In fact its a big problem. For example: i cant parallel code on stable version of amp https://github.com/Gemorroj/parallel-nonserializable and cant parallel on v2 version https://github.com/Gemorroj/parallel-nonserializable/tree/fiber symfony/http-client - it is only example. in real code it contains doctrine and a lot of another non serializable code.

Gemorroj avatar Aug 21 '21 14:08 Gemorroj

@Gemorroj that is using parallel workers and not fibers.
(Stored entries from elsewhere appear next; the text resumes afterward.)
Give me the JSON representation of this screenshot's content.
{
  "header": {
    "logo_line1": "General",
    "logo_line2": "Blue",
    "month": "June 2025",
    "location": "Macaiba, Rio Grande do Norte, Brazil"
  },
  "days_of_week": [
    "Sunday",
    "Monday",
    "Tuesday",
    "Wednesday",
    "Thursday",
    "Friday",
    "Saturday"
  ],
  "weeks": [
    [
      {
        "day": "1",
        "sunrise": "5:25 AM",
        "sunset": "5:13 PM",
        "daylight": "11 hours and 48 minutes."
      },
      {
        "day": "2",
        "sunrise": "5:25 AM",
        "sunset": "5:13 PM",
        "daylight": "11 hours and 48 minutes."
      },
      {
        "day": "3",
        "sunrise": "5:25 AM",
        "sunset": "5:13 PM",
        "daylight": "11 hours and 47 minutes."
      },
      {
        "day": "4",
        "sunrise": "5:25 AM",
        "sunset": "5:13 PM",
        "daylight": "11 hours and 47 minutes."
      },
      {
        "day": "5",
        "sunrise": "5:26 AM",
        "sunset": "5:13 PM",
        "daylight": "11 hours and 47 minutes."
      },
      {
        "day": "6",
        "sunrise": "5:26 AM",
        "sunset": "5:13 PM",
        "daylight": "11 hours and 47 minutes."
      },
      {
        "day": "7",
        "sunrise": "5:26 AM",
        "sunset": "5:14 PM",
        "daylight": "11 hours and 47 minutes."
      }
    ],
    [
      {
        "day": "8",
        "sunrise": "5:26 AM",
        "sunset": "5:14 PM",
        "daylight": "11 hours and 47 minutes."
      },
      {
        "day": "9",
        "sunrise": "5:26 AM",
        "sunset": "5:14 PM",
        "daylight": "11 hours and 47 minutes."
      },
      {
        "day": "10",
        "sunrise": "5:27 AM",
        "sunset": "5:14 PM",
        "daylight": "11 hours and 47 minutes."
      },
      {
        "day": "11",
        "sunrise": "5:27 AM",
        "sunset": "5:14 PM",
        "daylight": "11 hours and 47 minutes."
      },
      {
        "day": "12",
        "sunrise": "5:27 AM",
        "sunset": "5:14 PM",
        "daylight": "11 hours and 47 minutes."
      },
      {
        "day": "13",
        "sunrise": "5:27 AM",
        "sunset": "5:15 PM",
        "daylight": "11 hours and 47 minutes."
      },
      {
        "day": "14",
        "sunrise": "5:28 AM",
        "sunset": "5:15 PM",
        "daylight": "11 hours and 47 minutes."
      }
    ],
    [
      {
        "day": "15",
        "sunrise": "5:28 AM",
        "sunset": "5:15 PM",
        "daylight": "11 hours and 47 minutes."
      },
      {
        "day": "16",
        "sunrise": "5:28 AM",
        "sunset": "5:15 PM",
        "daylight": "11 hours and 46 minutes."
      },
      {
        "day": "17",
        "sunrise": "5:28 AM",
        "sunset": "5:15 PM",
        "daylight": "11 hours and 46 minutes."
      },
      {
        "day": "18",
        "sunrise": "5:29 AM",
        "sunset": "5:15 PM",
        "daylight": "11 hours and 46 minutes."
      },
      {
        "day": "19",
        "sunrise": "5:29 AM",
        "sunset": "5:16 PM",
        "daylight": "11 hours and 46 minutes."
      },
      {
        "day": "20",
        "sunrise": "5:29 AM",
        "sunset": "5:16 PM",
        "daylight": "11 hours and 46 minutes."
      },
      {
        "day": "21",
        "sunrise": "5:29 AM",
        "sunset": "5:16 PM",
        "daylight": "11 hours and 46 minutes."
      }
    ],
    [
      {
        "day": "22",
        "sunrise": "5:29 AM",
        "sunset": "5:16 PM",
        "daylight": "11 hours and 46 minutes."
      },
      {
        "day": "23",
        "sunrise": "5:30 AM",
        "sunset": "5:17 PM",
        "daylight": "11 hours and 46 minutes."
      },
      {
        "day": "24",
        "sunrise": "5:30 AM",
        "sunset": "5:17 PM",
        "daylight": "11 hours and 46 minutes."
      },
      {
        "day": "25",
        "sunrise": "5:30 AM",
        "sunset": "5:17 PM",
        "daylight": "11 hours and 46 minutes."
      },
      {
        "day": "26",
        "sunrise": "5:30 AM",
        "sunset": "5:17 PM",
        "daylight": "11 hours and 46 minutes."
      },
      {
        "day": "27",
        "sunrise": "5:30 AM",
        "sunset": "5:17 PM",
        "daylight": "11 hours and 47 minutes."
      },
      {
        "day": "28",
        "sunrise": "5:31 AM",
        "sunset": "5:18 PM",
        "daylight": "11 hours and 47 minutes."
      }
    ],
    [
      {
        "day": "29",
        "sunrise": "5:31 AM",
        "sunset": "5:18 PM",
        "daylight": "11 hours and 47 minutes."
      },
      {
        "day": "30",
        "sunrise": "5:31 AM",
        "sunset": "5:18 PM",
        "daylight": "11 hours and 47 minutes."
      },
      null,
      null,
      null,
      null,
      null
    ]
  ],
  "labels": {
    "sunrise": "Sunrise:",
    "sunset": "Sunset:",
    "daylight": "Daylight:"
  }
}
Your issue belongs in https://github.com/amphp/parallel

Sarke avatar Aug 27 '21 10:08 Sarke

fwiw, ext-mysqli supports async since 2009 or so, see https://www.php.net/manual/en/mysqli.poll.php

$connections = [];
$connections[] = $connection = new \mysqli(...$params);
$connection->query($sql, \MYSQLI_ASYNC);

// optionally more connection objects can be added to connection array, 
// the connections can be created with different mysql servers too.
// $connections[] = $conn = new \mysqli(...$otherParams); 
// $conn->query($anotherQuery, \MYSQLI_ASYNC);

do {
    $read = $error = $reject = $connections;
    $count = \mysqli::poll($read, $error, $reject, 1);

    if (0 < $count) {
        foreach ($read as $connection) {
            $result = $connection->reap_async_query();
    
            if ($result instanceof \mysqli_result) {
                // select query, do something with result
                $result->fetch_*...
    
                $result->free();
            } else {
               // write query like insert, update or ddl
            }
        }

        foreach ($error as $failed) {
            // do something with errors    
        }

        foreach ($reject as $_) {
            // do something with rejections    
        }
    } else {
        // Timeout - no results
    }
} while (\count($connections) !== \count($read) + \count($error) + \count($reject));

faizanakram99 avatar Apr 05 '24 23:04 faizanakram99

Only with its own poll AFAIK, which is incompatible with a generic purpose event loop. We can only have one blocking operation waiting for events, not two.